Warming Shrimp and Lentil Dal

Hey everyone – it’s me! No, I didn’t die. But I was away spending time around lots of people who might be close in sunny Florida (land of palm trees, Disney and old people) with the hubs and best friend last week. After weeks of craziness at work it was a much needed vacation of sunshine bike rides, drinks by the pool, and laughs with two of my favourite people. Of course all the relaxation I had achieved was shot to shit after a nightmare trip home (think two cancelled flights, a night in a crappy motel, lost luggage and a whole lotta quarters in the swear jar) after which we finally arrived home to a giant dumping of snow over Toronto. Since I couldn’t turn around and take my freezing cold (but nicely bronzed) butt back to West Palm, I headed to the kitchen to warm up and calm down another way: whipping up a batch of my Warming Shrimp and Lentil Dal.

A hot bowl of soup is nice, but personally I find nothing more comforting in winter than the warm and aromatic spices of a good curry or other Indian dish. Dal (meaning split in Sanskrit) is used to describe dozens of popular Indian dishes featuring legumes like dried split peas, beans, and lentils made with curry, onions, tomatoes and lots of other spices and seasonings, and generally eaten with rice or bread.

My version is gluten-free and dairy-free, and features the mighty lentil – an awesome vegetarian protein and iron source. Iron deficiency is the most common nutritional disorder in the world, according to the World Health Organization. Not getting enough iron in your diet can deplete your stores, leaving you feeling weak and tired. Lentils offer 3.3 milligrams of iron per ½-cup serving, which is 18% of a woman’s total daily requirement (18%) and 41% of a man’s daily requirement (8%). However, your body can’t absorb as much of the iron from plant-based lentils as it does from meat sources, so eating your lentils with a food rich in vitamin C, such as peppers, can help improve absorption (which is why my dal features red peppers alongside the lentils).

While I cannot look you in the face and tell you that eating a bowl of this dal is as good as drinking a margarita on the beach (I’m not that good of a liar), I CAN tell you that it’s a damn good way to cozy up and fill your belly on a cold winter night.

Yours Truly,

The Natural Blonde

p.s. Complete side note and a bit delayed – but can you believe we live in a world where you can literally — as in, not figuratively — conduct a intensely intimate relationship with someone you’ve never actually met or buy pretty much any item you can think of and have it delivered right to your door via the Internet without ever having to leave your bed, yet we still rely on a groundhog to foretell spring’s proximity? And worse – one who doesn’t perpetually tell us what we want to hear (ie. that spring is indeed right around the corner)? 6 more weeks, he says. Hell.

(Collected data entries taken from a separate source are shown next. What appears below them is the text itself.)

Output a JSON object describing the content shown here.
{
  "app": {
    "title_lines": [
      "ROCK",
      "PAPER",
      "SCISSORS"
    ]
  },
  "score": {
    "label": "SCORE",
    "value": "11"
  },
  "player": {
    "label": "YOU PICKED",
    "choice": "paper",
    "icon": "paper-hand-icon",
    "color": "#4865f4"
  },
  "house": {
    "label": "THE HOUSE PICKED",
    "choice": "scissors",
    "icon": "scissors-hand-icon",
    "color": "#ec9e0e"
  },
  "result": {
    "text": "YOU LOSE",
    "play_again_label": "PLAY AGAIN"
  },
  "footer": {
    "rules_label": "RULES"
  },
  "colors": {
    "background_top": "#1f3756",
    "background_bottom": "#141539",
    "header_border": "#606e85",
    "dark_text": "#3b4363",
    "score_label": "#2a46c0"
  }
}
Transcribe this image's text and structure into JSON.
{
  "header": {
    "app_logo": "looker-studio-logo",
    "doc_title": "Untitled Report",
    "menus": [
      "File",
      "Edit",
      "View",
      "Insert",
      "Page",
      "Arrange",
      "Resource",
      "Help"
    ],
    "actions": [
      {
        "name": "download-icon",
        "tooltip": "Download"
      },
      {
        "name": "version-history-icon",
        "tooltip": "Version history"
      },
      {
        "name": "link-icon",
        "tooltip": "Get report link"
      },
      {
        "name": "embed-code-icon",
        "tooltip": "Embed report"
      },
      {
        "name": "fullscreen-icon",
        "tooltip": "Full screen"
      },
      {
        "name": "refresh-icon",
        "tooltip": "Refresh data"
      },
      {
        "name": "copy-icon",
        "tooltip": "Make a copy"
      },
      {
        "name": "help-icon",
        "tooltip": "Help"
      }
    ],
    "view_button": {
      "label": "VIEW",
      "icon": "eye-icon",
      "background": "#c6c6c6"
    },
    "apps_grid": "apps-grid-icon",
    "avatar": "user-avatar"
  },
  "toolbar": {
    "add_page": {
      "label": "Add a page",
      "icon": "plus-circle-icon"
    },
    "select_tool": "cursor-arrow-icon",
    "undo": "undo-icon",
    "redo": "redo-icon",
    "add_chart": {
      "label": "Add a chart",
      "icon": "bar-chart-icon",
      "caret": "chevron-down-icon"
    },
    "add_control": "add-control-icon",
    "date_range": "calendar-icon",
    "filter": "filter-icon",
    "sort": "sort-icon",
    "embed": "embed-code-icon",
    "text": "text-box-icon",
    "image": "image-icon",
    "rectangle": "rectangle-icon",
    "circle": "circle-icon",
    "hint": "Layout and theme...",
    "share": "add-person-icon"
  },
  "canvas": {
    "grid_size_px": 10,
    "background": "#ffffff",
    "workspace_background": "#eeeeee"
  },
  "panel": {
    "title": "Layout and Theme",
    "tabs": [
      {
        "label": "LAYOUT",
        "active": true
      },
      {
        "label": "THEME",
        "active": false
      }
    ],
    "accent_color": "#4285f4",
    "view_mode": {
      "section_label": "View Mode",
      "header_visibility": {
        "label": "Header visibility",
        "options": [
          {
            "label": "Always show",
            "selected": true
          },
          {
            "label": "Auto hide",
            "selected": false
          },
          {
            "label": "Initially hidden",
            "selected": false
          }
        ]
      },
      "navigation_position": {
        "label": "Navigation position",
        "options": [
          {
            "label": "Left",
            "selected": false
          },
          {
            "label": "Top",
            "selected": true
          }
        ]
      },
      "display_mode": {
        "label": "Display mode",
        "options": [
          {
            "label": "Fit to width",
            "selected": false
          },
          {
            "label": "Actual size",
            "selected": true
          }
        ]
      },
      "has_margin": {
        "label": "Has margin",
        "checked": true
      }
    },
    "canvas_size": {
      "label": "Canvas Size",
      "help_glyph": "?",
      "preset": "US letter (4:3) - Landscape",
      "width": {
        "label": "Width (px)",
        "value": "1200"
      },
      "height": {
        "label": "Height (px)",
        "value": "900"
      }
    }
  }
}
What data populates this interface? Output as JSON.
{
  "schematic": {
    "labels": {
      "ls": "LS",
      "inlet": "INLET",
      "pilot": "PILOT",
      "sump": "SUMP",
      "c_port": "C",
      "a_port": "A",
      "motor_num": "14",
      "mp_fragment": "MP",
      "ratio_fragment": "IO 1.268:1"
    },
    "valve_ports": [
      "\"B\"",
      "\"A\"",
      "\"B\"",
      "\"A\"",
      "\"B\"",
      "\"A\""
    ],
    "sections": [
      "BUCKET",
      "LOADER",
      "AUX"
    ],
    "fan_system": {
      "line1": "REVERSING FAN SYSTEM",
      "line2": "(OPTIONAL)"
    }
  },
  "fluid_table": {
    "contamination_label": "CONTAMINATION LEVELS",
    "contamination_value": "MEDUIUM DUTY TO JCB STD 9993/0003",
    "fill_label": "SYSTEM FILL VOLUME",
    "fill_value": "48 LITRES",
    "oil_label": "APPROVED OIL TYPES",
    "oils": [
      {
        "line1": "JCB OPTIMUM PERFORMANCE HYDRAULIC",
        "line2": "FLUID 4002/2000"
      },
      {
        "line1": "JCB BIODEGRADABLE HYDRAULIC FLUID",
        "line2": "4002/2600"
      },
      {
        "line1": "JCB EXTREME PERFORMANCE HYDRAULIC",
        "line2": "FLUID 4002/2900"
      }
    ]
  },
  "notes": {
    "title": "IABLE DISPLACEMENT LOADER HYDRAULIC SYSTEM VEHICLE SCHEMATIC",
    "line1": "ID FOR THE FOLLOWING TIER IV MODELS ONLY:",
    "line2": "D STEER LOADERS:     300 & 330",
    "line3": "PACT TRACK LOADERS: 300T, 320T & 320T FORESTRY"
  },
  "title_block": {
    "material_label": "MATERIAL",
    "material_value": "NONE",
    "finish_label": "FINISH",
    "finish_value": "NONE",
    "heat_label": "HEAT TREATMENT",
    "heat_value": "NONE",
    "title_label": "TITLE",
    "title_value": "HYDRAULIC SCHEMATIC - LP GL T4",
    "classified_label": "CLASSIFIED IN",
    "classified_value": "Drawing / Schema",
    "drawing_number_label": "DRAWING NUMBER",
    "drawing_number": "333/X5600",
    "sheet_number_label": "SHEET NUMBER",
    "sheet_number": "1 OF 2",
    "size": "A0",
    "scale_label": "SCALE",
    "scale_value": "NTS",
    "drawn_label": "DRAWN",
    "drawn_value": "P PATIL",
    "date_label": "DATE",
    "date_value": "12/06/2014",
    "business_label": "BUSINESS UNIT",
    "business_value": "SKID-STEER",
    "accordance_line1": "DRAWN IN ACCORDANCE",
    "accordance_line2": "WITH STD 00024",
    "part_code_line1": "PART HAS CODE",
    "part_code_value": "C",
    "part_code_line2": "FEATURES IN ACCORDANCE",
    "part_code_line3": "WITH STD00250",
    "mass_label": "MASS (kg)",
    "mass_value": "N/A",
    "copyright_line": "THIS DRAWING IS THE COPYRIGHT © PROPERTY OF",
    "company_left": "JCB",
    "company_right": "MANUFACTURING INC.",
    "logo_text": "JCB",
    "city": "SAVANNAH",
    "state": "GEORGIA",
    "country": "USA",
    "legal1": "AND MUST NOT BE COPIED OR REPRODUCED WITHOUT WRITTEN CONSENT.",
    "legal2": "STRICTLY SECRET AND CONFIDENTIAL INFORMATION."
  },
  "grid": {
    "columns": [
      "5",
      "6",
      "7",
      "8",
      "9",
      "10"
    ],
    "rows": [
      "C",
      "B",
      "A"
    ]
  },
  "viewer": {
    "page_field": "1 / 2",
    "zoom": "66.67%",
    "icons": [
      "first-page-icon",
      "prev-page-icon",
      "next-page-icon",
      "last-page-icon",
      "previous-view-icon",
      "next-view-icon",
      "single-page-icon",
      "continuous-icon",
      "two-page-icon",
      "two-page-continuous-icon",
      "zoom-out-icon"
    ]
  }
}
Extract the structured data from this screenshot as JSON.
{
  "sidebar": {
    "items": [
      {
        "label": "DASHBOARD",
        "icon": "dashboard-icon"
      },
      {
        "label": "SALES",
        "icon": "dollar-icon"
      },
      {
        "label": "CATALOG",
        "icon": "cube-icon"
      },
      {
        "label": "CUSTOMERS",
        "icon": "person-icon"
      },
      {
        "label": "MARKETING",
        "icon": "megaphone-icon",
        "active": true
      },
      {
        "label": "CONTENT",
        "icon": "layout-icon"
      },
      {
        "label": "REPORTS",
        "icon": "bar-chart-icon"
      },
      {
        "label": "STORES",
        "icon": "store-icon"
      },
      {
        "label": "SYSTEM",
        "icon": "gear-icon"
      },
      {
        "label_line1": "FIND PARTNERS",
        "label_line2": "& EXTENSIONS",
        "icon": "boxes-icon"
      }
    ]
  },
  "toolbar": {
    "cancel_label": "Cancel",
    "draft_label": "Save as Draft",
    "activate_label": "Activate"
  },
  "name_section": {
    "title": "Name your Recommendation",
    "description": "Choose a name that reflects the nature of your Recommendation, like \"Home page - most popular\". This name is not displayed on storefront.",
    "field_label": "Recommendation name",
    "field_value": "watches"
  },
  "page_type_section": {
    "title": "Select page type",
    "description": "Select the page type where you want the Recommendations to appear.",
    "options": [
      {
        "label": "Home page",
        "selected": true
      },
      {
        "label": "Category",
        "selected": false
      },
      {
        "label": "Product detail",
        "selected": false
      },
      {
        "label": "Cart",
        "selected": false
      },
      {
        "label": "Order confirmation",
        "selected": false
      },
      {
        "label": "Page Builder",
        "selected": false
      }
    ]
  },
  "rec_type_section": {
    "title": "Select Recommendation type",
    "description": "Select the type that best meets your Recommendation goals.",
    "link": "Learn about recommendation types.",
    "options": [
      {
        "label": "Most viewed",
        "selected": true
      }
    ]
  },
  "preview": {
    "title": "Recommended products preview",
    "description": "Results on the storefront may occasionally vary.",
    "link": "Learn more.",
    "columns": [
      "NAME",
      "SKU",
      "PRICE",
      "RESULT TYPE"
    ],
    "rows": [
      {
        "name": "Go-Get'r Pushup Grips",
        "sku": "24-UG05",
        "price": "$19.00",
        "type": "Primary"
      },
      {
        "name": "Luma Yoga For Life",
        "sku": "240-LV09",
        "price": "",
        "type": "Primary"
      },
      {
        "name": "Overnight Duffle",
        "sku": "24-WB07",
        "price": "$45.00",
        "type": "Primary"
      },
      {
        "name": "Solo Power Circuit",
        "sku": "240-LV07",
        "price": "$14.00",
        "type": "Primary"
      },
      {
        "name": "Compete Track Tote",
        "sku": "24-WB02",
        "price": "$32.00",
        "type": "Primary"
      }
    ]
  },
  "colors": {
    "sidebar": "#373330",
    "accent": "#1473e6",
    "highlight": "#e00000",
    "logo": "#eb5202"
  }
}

Warming Shrimp and Lentil Dal
Ingredients

  • 1 Tbsp. coconut oil
  • 1 tsp. fresh ginger, grated
  • 1 medium yellow onion, finely chopped
  • 2 cloves garlic, minced
  • 1 large carrot, diced
  • 1 red pepper, diced
  • ½ cup yellow lentils (pre-soaked for a couple hours)*
  • 1 bag frozen raw shrimp, peeled and thawed
  • 1 tsp. turmeric powder
  • 1 tsp. cumin powder
  • ½ tsp. ground coriander seed
  • ⅛ tsp. cayenne
  • 1 Tbsp. lime juice
  • 8 oz can fire roasted tomatoes
  • 2 cups chicken stock (or vegetable for vegetarian version)
  • 1 cup canned coconut milk (I use full fat but lite would be fine, too)
  • 2 large handfuls baby spinach
  • ¼ cup chopped cilantro

In a large saucepan, melt the coconut oil over medium-high heat and add the onion, garlic, ginger, and carrots and sauté for 3-4 minutes. Next, add in the spices and sauté for 30 seconds before adding the pepper, tomatoes, lentils, stock, and lime juice.  Bring to a boil before reducing heat and covering, allowing to simmer for 45 minutes.

At 45 minutes, add the shrimp and simmer for another 15 minutes. Remove from heat and stir in the coconut milk, spinach and cilantro, stirring until the spinach has wilted and the mixture is heated through. I serve over cauliflower rice (cauliflower that’s processed into a rice-like consistency in a food processor) but you can also use brown rice or quinoa. Enjoy!

Can be stored for up to 4 days in an airtight container in the fridge – but makes an amazing next-day lunch.

*Note: you can make this dish vegetarian by removing the shrimp and increasing the lentils to ⅔ cup.